Ask The Right Questions
They say that ninety percent of a solution lies in asking the right questions in the right ways. Not sure where to start? Get the ball rolling with these questions. Are there frequent technical deficiencies you’d like to correct? Are there past technical deficiencies you have corrected? Of all the new skills you’d like to acquire, which would be the most beneficial to invest your time in now? What kinds of images were produced? What common qualities do they share? What would you like to do more of? What project(s) would benefit from more sustained attention? What’s the easiest project to complete? What’s the most important project to complete? What haven’t you done yet? What missing? From these images, how many directions could you go in? How would you rate your overall progress? How would you rate your overall progress technically, compositionally, narratively, emotionally, and conceptually?

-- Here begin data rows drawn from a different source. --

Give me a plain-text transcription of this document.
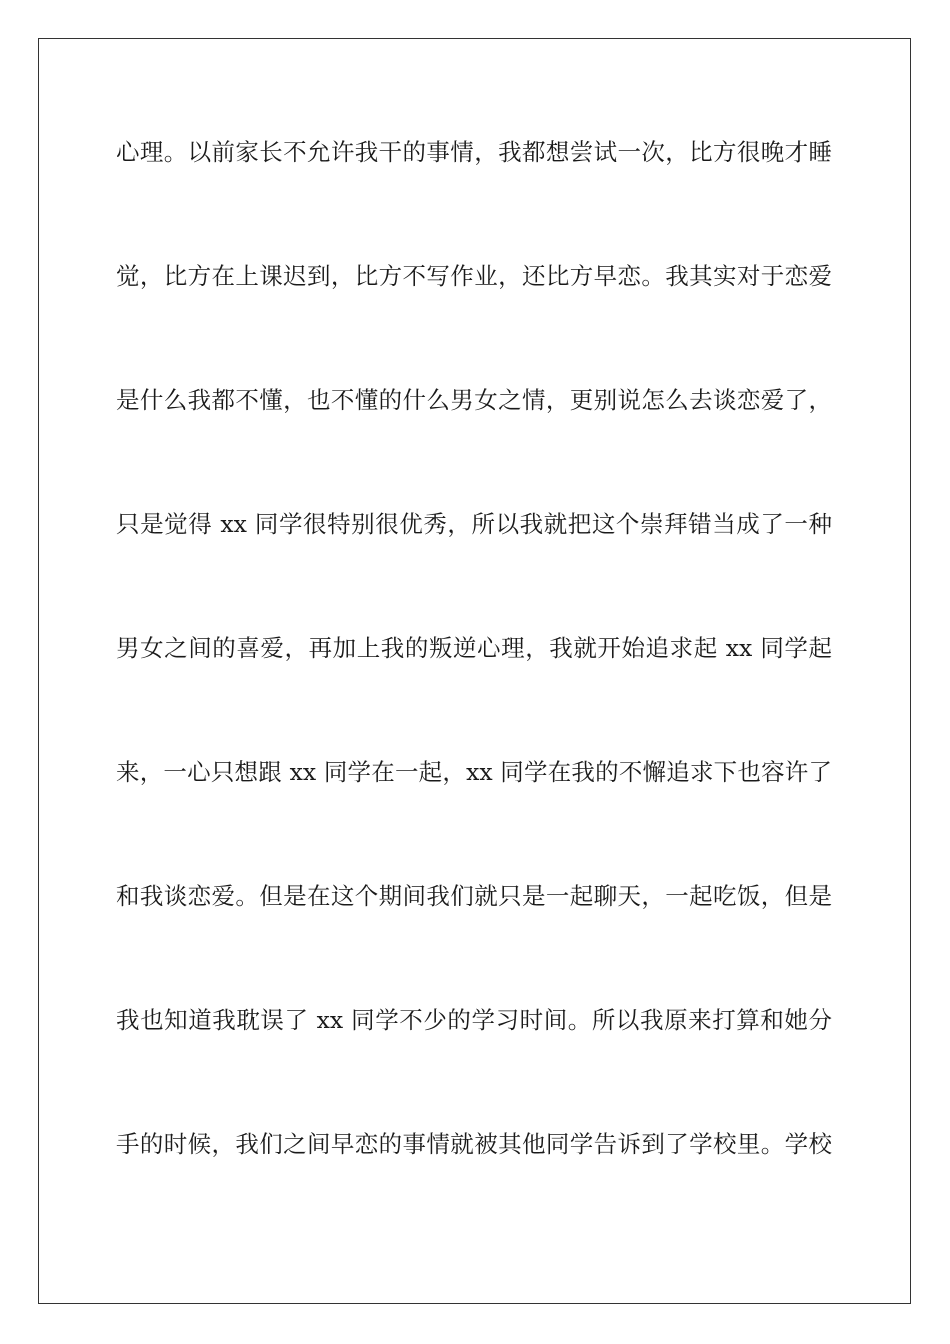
心理。以前家长不允许我干的事情，我都想尝试一次，比方很晚才睡
觉，比方在上课迟到，比方不写作业，还比方早恋。我其实对于恋爱
是什么我都不懂，也不懂的什么男女之情，更别说怎么去谈恋爱了，
只是觉得 xx 同学很特别很优秀，所以我就把这个崇拜错当成了一种
男女之间的喜爱，再加上我的叛逆心理，我就开始追求起 xx 同学起
来，一心只想跟 xx 同学在一起，xx 同学在我的不懈追求下也容许了
和我谈恋爱。但是在这个期间我们就只是一起聊天，一起吃饭，但是
我也知道我耽误了 xx 同学不少的学习时间。所以我原来打算和她分
手的时候，我们之间早恋的事情就被其他同学告诉到了学校里。学校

While there are some classic questions that we would all benefit from answering, only you can determine what the most useful questions are because only you know your true goals. It’s a healthy sign when you find that you need to ask other questions that are unique to you and your images. Engage the process of asking useful questions fully and repeatedly you will be guaranteed to make important discoveries.
When it comes to answering the questions you ask, remember that in this arena your audience is you. Use the language that you think the most fluidly in and the words that mean the most to you. Do challenge yourself to go deeper and achieve greater clarity. (Exactly what does that mean – to me?) Don’t censor yourself and don’t change your answers to please someone else. How much you choose to share with others in completely up to you. Do it if it’s useful. Don’t do it if it’s not.

Conclusion
Things change over time. So do we. And, so do our images. Nothing else records the change itself like a journal. Records of how our images change (and don’t change) can offer us (and others) valuable insights into both our creative lives and ourselves. Most importantly, we can learn from our past to make our future more like the life we want to live.